There’s no golden number here either, so you’ll just have to adjust the settings as you see fit to find the sweet spot. Start at the default values and adjust up and down accordingly.

X/Y Distance

X/Y distance is a lot like Z distance except that it changes the horizontal distance between the model and support.

The greater this value, the easier the supports will be to remove.

You may be tempted to just bump this value up all the way but that may also mess up your end result, as a smaller value results in a stronger support.

When you set the X/Y distance to a high value, the vertical areas of your 3D print will turn out better.

When the value is set lower, overhangs will turn out much better, but at the cost of imperfections and added post-processing.

Support Distance Priority

After you’ve adjusted the Z and X/Y distance, you may find that one value contradicts the other. Cura lets you choose which value it should give a priority to should this error come up.

Since supports are more about the Z axis than the X/Y axes, it is better to have Z override the other two values.

Join Distance

Join Distance determines how two or more support structures interact with one another. If two supports are closer to each other than the value you set here, they will print as a single support structure.

Printing supports together can save a little bit of time in printing and also add strength to the entire structure.

Too many merged supports will make them difficult to remove, though, so tread carefully.

Horizontal Expansion

The Horizontal Expansion setting is used for printing supports for very small areas.
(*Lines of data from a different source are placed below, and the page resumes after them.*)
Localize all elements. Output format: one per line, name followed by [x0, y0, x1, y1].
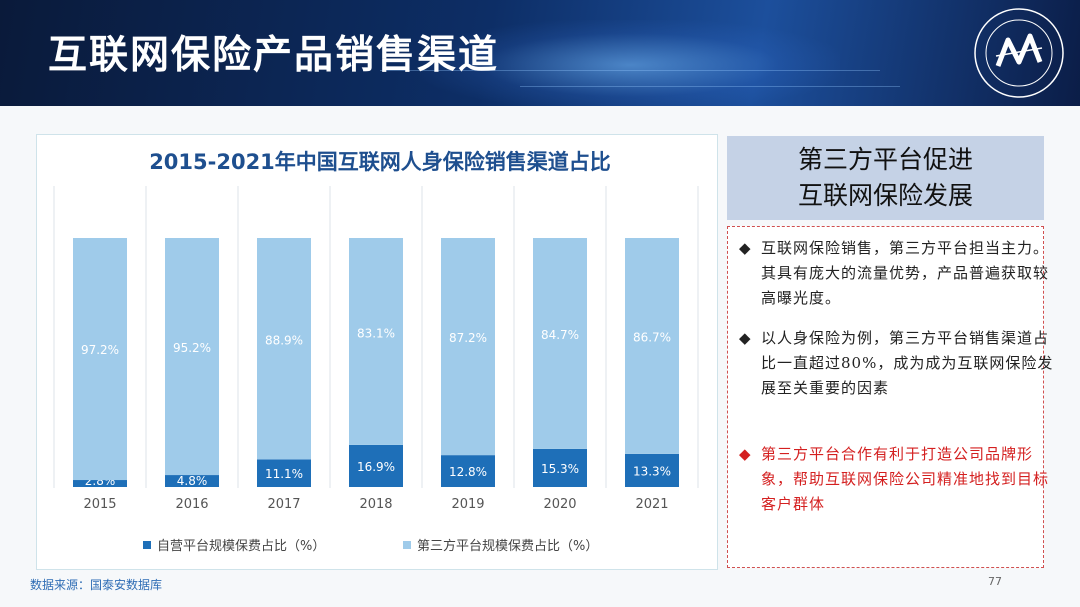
data-label: 13.3% — [633, 464, 671, 478]
legend-label-third-party: 第三方平台规模保费占比（%） — [417, 539, 599, 554]
sidebar-box — [727, 226, 1044, 568]
bar-self-operated — [625, 453, 679, 487]
data-label: 84.7% — [541, 328, 579, 342]
sidebar-heading: 第三方平台促进 互联网保险发展 — [727, 136, 1044, 220]
bullet-item: ◆ 以人身保险为例，第三方平台销售渠道占比一直超过80%，成为成为互联网保险发展… — [739, 326, 1061, 401]
bullet-item-highlight: ◆ 第三方平台合作有利于打造公司品牌形象，帮助互联网保险公司精准地找到目标客户群… — [739, 442, 1061, 517]
x-tick-label: 2019 — [451, 497, 484, 512]
sidebar-heading-line2: 互联网保险发展 — [797, 181, 973, 210]
sidebar-heading-line1: 第三方平台促进 — [797, 145, 973, 174]
legend-third-party: 第三方平台规模保费占比（%） — [403, 535, 598, 554]
legend-swatch-self-operated — [143, 540, 151, 549]
x-tick-label: 2016 — [175, 497, 208, 512]
legend-self-operated: 自营平台规模保费占比（%） — [143, 535, 325, 554]
bar-third-party — [257, 238, 311, 460]
institution-logo — [974, 8, 1064, 98]
header-decoration — [520, 86, 900, 87]
bar-self-operated — [533, 448, 587, 487]
data-label: 16.9% — [357, 460, 395, 474]
diamond-icon: ◆ — [739, 239, 752, 257]
bar-third-party — [165, 238, 219, 476]
data-label: 11.1% — [265, 467, 303, 481]
x-tick-label: 2020 — [543, 497, 576, 512]
header-banner: 互联网保险产品销售渠道 — [0, 0, 1080, 106]
bar-self-operated — [349, 444, 403, 487]
data-label: 97.2% — [81, 343, 119, 357]
bar-third-party — [625, 238, 679, 454]
legend-label-self-operated: 自营平台规模保费占比（%） — [157, 539, 326, 554]
data-label: 87.2% — [449, 331, 487, 345]
data-label: 88.9% — [265, 333, 303, 347]
page-title: 互联网保险产品销售渠道 — [48, 33, 500, 78]
data-label: 95.2% — [173, 341, 211, 355]
page-number: 77 — [988, 575, 1002, 588]
data-label: 12.8% — [449, 465, 487, 479]
legend-swatch-third-party — [403, 540, 411, 549]
bar-third-party — [533, 238, 587, 449]
header-glow — [420, 20, 840, 106]
chart-title: 2015-2021年中国互联网人身保险销售渠道占比 — [149, 150, 611, 174]
bullet-text: 互联网保险销售，第三方平台担当主力。其具有庞大的流量优势，产品普遍获取较高曝光度… — [761, 239, 1050, 307]
x-tick-label: 2015 — [83, 497, 116, 512]
data-label: 83.1% — [357, 326, 395, 340]
diamond-icon: ◆ — [739, 329, 752, 347]
bar-self-operated — [165, 475, 219, 487]
bar-third-party — [349, 238, 403, 445]
diamond-icon: ◆ — [739, 445, 752, 463]
stacked-bar-chart: 2.8%97.2%20154.8%95.2%201611.1%88.9%2017… — [53, 186, 699, 512]
x-tick-label: 2018 — [359, 497, 392, 512]
bullet-item: ◆ 互联网保险销售，第三方平台担当主力。其具有庞大的流量优势，产品普遍获取较高曝… — [739, 236, 1061, 311]
data-label: 86.7% — [633, 331, 671, 345]
bar-self-operated — [73, 480, 127, 487]
bullet-text: 第三方平台合作有利于打造公司品牌形象，帮助互联网保险公司精准地找到目标客户群体 — [761, 445, 1050, 513]
bar-self-operated — [257, 459, 311, 487]
x-tick-label: 2021 — [635, 497, 668, 512]
bar-third-party — [73, 238, 127, 481]
header-decoration — [380, 70, 880, 71]
bullet-text: 以人身保险为例，第三方平台销售渠道占比一直超过80%，成为成为互联网保险发展至关… — [761, 329, 1054, 397]
x-tick-label: 2017 — [267, 497, 300, 512]
bar-third-party — [441, 238, 495, 456]
data-label: 4.8% — [177, 474, 208, 488]
data-label: 15.3% — [541, 462, 579, 476]
data-source: 数据来源：国泰安数据库 — [30, 578, 163, 592]
bar-self-operated — [441, 455, 495, 487]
If you were printing a snowman and had a carrot shape for the nose, the tip of the carrot would be very thin, but would still require supports.

Because it would be tough to print such a thin support, the horizontal expansion parameter lets the printer make a slightly larger support for the thinner part.

Leave this at default for best results.


The last setting to play with is Towers. Towers lets Cura print supports that have a wider base and a narrower top for supporting very small overhangs.

Cura supports are hard to remove: what now?

If your Cura supports are very difficult to remove, you can adjust one of the many settings above to make them easier to break off.

Try changing the support pattern or adjusting the support density to make them easier to remove. You can also slightly increase the Z distance to make them break off more cleanly. Finally, if Cura is creating supports in really tiny nooks and crannies, increase the overhang angle to reduce the number of supports needed.

Do You Need Support?

All things said and done, the first thing to consider is if you really need supports or not.

Usually, if you have overhangs that are greater than 45 degrees, you will need to use supports. Some printers may actually be able to manage a little more or a little less, so the best way to determine that is to print an overhang test like this one.

The other situation in which you’ll need supports is if your model has bridges. Most printers can easily manage a bridge of 50mm, but anything greater may need support.

To find out how well your printer handles bridging, print a bridging test!

Related: Learn about Cura tree supports

Cura custom supports plugin

One really cool add-on for Cura is the Custom Supports plugin which lets you place supports exactly where you want to. This way, you don’t have to depend on the Cura algorithm automatically placing the supports. Instead, you can place exactly how many structures you need and in the exact location you want!


There are a few more settings that you can tweak, but the ones we’ve covered here are enough for most of your 3D printing needs. As a general rule, only use supports when you really need to, as any supports will add a lot of post-processing to your prints.